Lien http://www.la-ferte-sous-jouarre.fr/





 Vendredi 24 août 2012

Paris au mois d’août sur les bords du canal de l’Ourcq. Paris écrasé par une chaleur caniculaire. Paris insouciant qui court et qui pédale sur les bords du canal des premières heures de l’aube aux dernières de la nuit, qui pêche le gardon, qui joue de la guitare ou du djembé en partageant quelques bières tiédasses jusqu’à pas d’heure, Paris plage qu’on démonte et qu’on charge sur des camions sur le quai juste devant nous, deux trente huit mètres de commerce qui viennent chercher le sable de la plage intermittante, ranimant pour un jour ces norias de péniches sablières qui déchargèrent là dans les années cinquante des milliers de tonnes de sable englouties par les bétonneuses des trente glorieuses, les camions du marché garés sur le quai, taggés jusqu’aux pneus. Paris grouillant quand même pour les provinciaux que nous sommes, ses touristes, dont nous n’avons curieusement pas l’impression de faire partie puisque nous sommes chez nous, ses terrasses de bistrots et ses cinémas où l’on peut tout voir, ou presque, ses galeries fermées pour congé (on a raté Camus dessiné par Munoz). Les habitudes que l’on prend vite dans le quartier, la boulangerie et le Franprix de l’autre côté de la passerelle de Crimée, le marché à côté de la caserne des pompiers, et même Castorama au bout de la rue. Les amis parisiens qui viennent à bord et découvrent leur ville sous un autre angle et les curieux qui s’arrêtent et nous questionne sur le bateau.

Paris tentant presque, étourdissant un peu, engourdi dans un faux rythme, presque hors du temps. Difficile cependant d’oublier les bidonvilles qui envahissent les berges du canal Saint Denis, les baraques en bois, la lessive au bord de l’eau, les popotes collectives sur des vieux poêles à bois et des mômes qui jouent dans la poussière, avec le sourire. La misère au soleil, mais dans deux mois, c’est novembre...

 

Aujourd'hui vendredi 9 août veille du départ.
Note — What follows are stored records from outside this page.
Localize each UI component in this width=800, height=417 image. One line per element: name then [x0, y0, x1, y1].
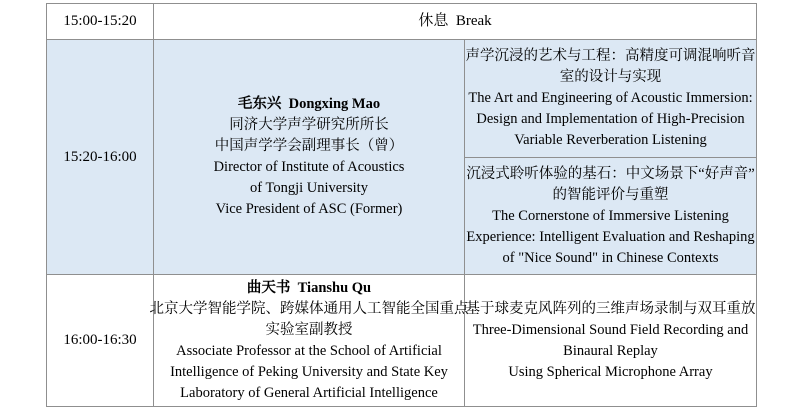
- time-cell-qu: [47, 275, 154, 406]
- talk-title-line: The Art and Engineering of Acoustic Immersion:: [468, 90, 753, 106]
- speaker-affiliation-line: Vice President of ASC (Former): [215, 201, 403, 217]
- speaker-affiliation-line: 实验室副教授: [265, 321, 353, 338]
- speaker-affiliation-line: Director of Institute of Acoustics: [213, 159, 405, 175]
- speaker-affiliation-line: 中国声学学会副理事长（曾）: [214, 138, 404, 154]
- talk-title-line: The Cornerstone of Immersive Listening: [492, 207, 729, 224]
- talk-cell-acoustic-immersion: [465, 40, 756, 158]
- talk-title-line: Variable Reverberation Listening: [514, 132, 707, 148]
- talk-title-line: of "Nice Sound" in Chinese Contexts: [502, 249, 719, 266]
- time-range: 15:20-16:00: [63, 148, 137, 165]
- talk-cell-nice-sound: [465, 158, 756, 274]
- speaker-affiliation-line: 北京大学智能学院、跨媒体通用人工智能全国重点: [149, 300, 469, 317]
- speaker-name: 曲天书 Tianshu Qu: [246, 279, 372, 296]
- talk-title-line: 室的设计与实现: [559, 69, 662, 85]
- speaker-name: 毛东兴 Dongxing Mao: [237, 96, 381, 112]
- time-range: 16:00-16:30: [63, 332, 137, 348]
- break-label: 休息 Break: [418, 13, 492, 29]
- break-cell: [154, 4, 756, 40]
- schedule-table: [46, 3, 757, 407]
- talk-title-line: Binaural Replay: [563, 342, 658, 359]
- talk-title-line: Three-Dimensional Sound Field Recording and: [472, 321, 749, 338]
- speaker-cell-mao: [154, 40, 465, 275]
- speaker-affiliation-line: Laboratory of General Artificial Intelligence: [180, 384, 438, 401]
- speaker-affiliation-line: Intelligence of Peking University and State Key: [170, 363, 448, 380]
- talk-title-line: 沉浸式聆听体验的基石：中文场景下“好声音”: [466, 165, 755, 182]
- talk-cell-sound-field: [465, 275, 756, 406]
- talks-cell-mao: [465, 40, 756, 275]
- talk-title-line: 的智能评价与重塑: [552, 186, 669, 203]
- time-cell-break: [47, 4, 154, 40]
- time-cell-mao: [47, 40, 154, 275]
- talk-title-line: 基于球麦克风阵列的三维声场录制与双耳重放: [465, 300, 756, 317]
- speaker-cell-qu: [149, 275, 469, 406]
- talk-title-line: Design and Implementation of High-Precision: [476, 111, 745, 127]
- speaker-affiliation-line: of Tongji University: [250, 180, 368, 196]
- talk-title-line: 声学沉浸的艺术与工程：高精度可调混响听音: [465, 48, 756, 64]
- speaker-affiliation-line: 同济大学声学研究所所长: [229, 117, 389, 133]
- speaker-affiliation-line: Associate Professor at the School of Artificial: [176, 342, 442, 359]
- time-range: 15:00-15:20: [63, 13, 137, 29]
- talk-title-line: Using Spherical Microphone Array: [508, 363, 713, 380]
- talk-title-line: Experience: Intelligent Evaluation and Reshaping: [466, 228, 755, 245]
Il fait un temps magnifique sur la Lézarde, enfin l'été est là et nous allons prendre de grandes vacances! 

Andante est enfin prête pour la contrevisite de l'instructeur des services de navigation et l'accueil des hôtes. 
Un grand merci à Donald sans qui tout aurait été plus compliqué,

à Hervé, à Alain, à Didier et Claude. 

Merci à vous tous pour vos visites, appels, messages de soutien. 

E la nave va !

A bientôt sur ce petit carnet de voyage et sur la lettre d' "À contre courant". 

Aujourd'hui 17 juillet  2012 nous sommes à Harfleur, nettoyage et remise en état d'Andante en prévision du départ prévu le 10 août. Ces travaux ne nous empêchent pas de profiter des Z'Estivales et le week-end du 21-22 juillet de MoZaïques, où Dom va jouer avec son nouveau groupe "SWING GUM & BUBBLE JAZZ"

Trajet prévu entre Le Havre (Août 2012) et Liège (octobre 2012).